Born in Karachi, Alam belongs to a middle-class family with the aspiration for quality education to get the best life has to offer. After completing his schooling from Karachi, he moved to the United Kingdom for higher studies.
He founded Texpo in 2000 in the basement of his residence in London while he was a masters’ student at Academy of Professional Studies College, an affiliate of Fredrick Taylor International University. In 2003, he completed his doctorate in information technology, along with business, majoring in Advance IT Infrastructure from Brunel University London. He was recently awarded CIO of the Year award by Teradata.
The company started as a software developer but soon realised that businesses were outsourcing their projects to companies in India and Pakistan because of their low costs, Alam said.
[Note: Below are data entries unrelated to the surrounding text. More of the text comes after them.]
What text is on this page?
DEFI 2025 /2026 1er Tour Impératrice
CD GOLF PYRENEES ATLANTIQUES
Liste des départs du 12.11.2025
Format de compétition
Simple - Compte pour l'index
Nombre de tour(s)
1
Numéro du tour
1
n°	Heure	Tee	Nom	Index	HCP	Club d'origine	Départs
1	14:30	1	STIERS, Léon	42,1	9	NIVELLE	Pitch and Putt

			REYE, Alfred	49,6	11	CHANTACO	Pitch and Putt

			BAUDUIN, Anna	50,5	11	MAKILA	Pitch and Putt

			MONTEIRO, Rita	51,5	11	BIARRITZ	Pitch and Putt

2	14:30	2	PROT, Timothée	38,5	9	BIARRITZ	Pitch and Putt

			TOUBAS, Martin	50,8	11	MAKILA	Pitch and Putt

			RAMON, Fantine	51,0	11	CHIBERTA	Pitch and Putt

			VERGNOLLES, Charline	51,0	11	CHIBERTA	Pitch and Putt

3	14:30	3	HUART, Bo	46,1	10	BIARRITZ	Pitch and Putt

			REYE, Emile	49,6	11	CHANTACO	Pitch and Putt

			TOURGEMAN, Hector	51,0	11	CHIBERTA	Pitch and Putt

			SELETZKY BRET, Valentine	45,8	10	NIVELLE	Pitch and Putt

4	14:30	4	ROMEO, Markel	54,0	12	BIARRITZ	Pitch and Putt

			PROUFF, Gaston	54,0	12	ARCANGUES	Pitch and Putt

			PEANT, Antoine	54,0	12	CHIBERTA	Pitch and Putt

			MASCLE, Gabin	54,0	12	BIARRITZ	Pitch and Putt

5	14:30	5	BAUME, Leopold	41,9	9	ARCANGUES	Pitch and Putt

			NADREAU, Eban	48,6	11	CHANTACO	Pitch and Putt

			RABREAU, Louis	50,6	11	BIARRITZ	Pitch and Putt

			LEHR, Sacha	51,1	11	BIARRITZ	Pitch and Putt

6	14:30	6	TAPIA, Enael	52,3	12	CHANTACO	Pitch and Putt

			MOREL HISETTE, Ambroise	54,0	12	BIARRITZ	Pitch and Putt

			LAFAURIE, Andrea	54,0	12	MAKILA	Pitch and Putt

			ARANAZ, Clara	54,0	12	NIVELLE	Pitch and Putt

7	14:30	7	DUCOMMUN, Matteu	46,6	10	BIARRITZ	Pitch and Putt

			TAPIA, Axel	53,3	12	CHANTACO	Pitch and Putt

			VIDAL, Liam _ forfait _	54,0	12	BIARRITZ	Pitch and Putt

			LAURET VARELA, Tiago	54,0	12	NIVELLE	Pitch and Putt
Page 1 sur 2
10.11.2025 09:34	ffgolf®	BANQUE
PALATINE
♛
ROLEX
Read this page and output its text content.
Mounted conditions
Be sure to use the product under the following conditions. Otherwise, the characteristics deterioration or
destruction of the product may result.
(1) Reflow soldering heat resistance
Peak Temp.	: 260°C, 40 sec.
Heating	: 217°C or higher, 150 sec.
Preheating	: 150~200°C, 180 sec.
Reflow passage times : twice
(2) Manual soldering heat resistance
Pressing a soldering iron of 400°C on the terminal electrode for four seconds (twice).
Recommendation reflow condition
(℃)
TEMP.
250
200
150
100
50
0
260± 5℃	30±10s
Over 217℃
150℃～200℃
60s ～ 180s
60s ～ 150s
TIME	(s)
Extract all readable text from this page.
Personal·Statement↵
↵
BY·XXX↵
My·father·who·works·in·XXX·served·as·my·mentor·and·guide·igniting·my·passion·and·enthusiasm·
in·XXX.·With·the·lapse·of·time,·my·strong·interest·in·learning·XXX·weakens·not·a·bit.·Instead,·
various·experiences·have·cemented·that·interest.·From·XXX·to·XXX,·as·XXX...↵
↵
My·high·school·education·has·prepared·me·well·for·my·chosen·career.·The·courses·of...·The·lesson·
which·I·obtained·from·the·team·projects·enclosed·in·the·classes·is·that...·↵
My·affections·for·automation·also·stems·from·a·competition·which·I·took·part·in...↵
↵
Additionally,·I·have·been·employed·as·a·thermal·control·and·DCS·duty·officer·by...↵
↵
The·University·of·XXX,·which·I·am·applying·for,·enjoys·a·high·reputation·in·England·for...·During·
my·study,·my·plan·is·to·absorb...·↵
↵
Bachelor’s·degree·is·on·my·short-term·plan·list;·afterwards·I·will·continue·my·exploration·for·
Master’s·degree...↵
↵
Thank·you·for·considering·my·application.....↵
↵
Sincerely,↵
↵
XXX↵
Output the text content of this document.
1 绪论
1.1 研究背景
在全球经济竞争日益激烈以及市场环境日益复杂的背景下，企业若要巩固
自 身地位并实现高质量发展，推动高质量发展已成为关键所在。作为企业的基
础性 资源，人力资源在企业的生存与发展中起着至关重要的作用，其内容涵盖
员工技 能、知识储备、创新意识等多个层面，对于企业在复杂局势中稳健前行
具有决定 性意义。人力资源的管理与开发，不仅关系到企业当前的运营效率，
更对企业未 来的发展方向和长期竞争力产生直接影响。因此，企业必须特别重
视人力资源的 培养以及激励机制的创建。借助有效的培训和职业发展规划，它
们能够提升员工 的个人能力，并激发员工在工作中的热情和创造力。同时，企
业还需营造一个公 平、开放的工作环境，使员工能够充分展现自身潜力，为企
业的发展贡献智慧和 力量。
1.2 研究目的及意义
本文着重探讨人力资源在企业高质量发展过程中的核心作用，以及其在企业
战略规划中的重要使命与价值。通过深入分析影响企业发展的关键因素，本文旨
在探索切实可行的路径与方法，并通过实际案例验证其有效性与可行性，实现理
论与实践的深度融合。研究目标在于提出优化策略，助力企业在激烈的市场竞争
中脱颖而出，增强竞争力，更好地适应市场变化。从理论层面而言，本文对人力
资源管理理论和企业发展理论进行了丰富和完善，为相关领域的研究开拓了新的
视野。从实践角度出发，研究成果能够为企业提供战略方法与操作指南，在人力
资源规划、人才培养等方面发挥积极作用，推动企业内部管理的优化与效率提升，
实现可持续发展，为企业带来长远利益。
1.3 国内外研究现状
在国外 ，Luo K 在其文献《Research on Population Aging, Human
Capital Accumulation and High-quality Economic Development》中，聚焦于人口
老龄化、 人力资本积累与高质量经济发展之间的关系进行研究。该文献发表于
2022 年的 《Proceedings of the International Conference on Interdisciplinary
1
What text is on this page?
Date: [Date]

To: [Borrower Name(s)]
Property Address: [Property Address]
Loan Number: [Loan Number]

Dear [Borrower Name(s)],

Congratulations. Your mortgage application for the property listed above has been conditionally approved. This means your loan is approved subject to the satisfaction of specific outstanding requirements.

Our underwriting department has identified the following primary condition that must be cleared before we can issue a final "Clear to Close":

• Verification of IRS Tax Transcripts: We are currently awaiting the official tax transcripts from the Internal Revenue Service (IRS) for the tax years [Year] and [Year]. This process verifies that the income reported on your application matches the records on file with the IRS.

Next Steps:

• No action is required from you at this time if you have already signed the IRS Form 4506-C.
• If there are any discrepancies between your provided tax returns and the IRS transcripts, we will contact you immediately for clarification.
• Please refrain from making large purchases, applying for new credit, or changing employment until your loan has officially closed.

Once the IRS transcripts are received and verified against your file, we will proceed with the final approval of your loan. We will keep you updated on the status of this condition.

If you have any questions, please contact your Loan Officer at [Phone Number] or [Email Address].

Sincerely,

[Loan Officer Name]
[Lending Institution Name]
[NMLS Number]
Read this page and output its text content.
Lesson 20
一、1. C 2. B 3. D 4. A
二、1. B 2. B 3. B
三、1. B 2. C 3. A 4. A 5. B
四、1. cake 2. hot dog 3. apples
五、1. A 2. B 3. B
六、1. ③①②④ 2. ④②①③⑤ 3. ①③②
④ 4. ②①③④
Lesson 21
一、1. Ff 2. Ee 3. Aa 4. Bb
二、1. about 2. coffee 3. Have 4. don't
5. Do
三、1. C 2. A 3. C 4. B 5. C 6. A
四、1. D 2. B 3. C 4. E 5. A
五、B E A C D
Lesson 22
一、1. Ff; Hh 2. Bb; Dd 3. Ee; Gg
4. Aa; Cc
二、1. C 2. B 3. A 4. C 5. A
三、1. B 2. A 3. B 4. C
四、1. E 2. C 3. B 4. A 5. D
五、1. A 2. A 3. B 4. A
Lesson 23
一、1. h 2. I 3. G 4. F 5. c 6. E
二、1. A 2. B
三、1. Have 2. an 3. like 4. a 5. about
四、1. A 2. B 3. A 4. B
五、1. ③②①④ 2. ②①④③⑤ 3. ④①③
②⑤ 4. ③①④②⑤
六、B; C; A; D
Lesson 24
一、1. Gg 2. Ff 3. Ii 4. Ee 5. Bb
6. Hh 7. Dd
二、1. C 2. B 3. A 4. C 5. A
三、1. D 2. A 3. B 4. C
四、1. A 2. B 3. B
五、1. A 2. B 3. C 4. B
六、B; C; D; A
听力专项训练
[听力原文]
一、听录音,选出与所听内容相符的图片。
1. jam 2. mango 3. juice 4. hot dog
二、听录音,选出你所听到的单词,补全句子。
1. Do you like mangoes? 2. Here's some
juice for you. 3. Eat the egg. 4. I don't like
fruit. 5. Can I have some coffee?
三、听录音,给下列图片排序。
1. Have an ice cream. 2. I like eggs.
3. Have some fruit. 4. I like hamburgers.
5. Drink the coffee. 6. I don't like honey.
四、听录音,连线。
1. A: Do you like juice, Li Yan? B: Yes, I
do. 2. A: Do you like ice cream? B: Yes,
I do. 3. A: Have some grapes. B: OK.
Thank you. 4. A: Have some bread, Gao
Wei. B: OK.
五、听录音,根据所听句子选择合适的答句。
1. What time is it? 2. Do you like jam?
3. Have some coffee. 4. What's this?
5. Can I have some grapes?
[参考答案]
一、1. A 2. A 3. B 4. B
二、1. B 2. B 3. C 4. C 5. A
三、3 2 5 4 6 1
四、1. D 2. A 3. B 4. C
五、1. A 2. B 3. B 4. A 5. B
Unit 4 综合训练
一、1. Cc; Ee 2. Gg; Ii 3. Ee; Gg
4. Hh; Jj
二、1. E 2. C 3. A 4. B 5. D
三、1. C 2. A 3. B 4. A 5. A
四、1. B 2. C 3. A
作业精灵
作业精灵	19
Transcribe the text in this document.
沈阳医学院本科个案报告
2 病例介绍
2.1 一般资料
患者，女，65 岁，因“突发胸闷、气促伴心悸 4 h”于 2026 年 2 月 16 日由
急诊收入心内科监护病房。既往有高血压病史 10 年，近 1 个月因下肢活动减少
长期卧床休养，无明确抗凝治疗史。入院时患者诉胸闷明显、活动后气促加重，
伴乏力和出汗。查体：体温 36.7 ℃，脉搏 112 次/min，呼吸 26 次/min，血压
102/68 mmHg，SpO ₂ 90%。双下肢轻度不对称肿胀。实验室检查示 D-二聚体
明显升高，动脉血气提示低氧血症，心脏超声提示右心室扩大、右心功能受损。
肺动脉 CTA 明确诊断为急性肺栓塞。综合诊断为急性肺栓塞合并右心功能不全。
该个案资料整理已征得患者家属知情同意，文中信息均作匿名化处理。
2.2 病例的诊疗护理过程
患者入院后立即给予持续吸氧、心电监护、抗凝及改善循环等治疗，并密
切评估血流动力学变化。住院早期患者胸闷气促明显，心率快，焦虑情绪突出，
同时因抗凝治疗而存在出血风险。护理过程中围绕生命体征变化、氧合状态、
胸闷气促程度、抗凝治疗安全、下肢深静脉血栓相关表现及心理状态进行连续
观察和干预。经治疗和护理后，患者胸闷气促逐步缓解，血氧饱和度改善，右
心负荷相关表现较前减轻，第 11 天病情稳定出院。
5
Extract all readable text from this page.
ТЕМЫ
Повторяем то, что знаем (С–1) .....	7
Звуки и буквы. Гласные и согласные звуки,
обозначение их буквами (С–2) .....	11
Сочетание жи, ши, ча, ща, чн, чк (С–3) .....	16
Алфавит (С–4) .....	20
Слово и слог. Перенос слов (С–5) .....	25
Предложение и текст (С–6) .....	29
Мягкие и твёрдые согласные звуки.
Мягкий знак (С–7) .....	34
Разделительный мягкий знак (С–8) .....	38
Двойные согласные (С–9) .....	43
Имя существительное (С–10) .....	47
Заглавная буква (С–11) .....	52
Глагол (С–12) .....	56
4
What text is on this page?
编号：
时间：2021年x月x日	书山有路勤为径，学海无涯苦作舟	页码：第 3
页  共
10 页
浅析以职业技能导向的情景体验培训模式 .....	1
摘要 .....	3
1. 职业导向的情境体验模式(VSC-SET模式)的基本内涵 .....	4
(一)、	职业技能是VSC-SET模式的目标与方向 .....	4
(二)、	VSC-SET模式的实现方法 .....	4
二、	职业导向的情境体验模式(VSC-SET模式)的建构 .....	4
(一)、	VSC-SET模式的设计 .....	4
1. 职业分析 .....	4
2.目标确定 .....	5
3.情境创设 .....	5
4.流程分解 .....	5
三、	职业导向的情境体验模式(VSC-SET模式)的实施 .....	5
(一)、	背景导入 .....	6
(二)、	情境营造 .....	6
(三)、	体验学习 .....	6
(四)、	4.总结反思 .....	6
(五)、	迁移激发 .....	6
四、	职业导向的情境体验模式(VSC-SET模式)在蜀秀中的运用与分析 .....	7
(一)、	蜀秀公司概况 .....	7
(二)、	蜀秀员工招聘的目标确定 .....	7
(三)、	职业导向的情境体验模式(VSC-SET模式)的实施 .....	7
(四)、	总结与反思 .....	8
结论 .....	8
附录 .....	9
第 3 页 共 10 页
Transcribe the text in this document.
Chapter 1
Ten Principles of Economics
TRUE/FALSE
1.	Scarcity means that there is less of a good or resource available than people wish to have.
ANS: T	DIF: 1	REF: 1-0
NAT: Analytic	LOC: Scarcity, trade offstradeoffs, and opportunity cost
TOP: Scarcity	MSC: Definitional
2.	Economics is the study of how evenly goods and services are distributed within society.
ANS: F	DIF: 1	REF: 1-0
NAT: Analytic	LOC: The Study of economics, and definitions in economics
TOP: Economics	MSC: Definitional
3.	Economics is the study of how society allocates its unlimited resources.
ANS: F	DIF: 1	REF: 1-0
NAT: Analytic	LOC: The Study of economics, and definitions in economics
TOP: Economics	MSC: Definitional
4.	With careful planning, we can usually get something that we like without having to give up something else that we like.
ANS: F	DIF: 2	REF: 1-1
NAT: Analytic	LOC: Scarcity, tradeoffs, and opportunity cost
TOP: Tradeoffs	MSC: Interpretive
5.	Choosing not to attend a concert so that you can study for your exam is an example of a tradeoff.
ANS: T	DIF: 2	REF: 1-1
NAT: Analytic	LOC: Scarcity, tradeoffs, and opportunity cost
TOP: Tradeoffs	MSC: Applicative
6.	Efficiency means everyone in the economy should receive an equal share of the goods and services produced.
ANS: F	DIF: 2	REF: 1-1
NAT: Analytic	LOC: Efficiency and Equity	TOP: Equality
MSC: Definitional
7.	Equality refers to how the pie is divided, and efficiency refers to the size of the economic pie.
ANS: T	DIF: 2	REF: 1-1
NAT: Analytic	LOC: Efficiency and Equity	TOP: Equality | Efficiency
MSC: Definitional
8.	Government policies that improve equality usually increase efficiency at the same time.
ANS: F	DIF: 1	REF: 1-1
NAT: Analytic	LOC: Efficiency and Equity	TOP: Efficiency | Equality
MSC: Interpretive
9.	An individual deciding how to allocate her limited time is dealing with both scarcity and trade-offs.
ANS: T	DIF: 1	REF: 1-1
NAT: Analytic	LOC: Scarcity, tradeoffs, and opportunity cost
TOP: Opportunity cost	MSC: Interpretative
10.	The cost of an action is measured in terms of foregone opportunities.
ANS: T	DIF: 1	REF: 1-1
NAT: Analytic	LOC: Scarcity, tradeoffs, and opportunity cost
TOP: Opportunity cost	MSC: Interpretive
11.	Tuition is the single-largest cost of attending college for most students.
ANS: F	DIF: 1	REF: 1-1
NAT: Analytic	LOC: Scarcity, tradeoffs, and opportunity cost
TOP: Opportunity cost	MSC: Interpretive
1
“We, therefore, decided to do something different and create a niche of our own,” he said. “I started building expertise in data centres and moved to Dubai in 2005 because it provided immense opportunity for our business and there weren’t many companies offering such services.”
Texpo has established itself as a leading IT solutions provider with a client base in the Middle East, Central and South Asia and North America, earning over $5 million in revenues annually. Texpo is also looking forward to strategic expansion into different regions.
“We have initiated our business plan to commence operations in Brazil, Canada, Sydney and neighbouring GCC countries,” Alam said.
Texpo has also extended its operations to Pakistan by opening a Karachi office three years ago – the reasons for which are not limited to commercial aspects only.
“I have come back to Pakistan for two reasons. I want to create 100,000 jobs in the ICT sector of the country during next five years and serve the country by developing highly skilled IT workforce,” Alam said.
Texpo is in the process of facilitating talent in IT through its project ‘Mentoring a talent’, which began last year to groom students who have the right IQ for IT. “Under this programme, we are giving scholarships to students from Karachi to Gilgit-Baltistan. We have already given 20 scholarships,” he said.
In the first stage, Texpo pays full university fee for those who qualify for its scholarship programme by passing their online exams. Once the students acquire degrees, they have to sit through another exam. Those who pass this exam are offered a paid internship in any of Texpo global offices for six months.
In the third stage, these students take another exam and those who are successful secure a permanent job placement in Texpo.
“This procedure is because I acknowledge the importance of students learning how to build different operating systems or platforms by hand rather than just through software.”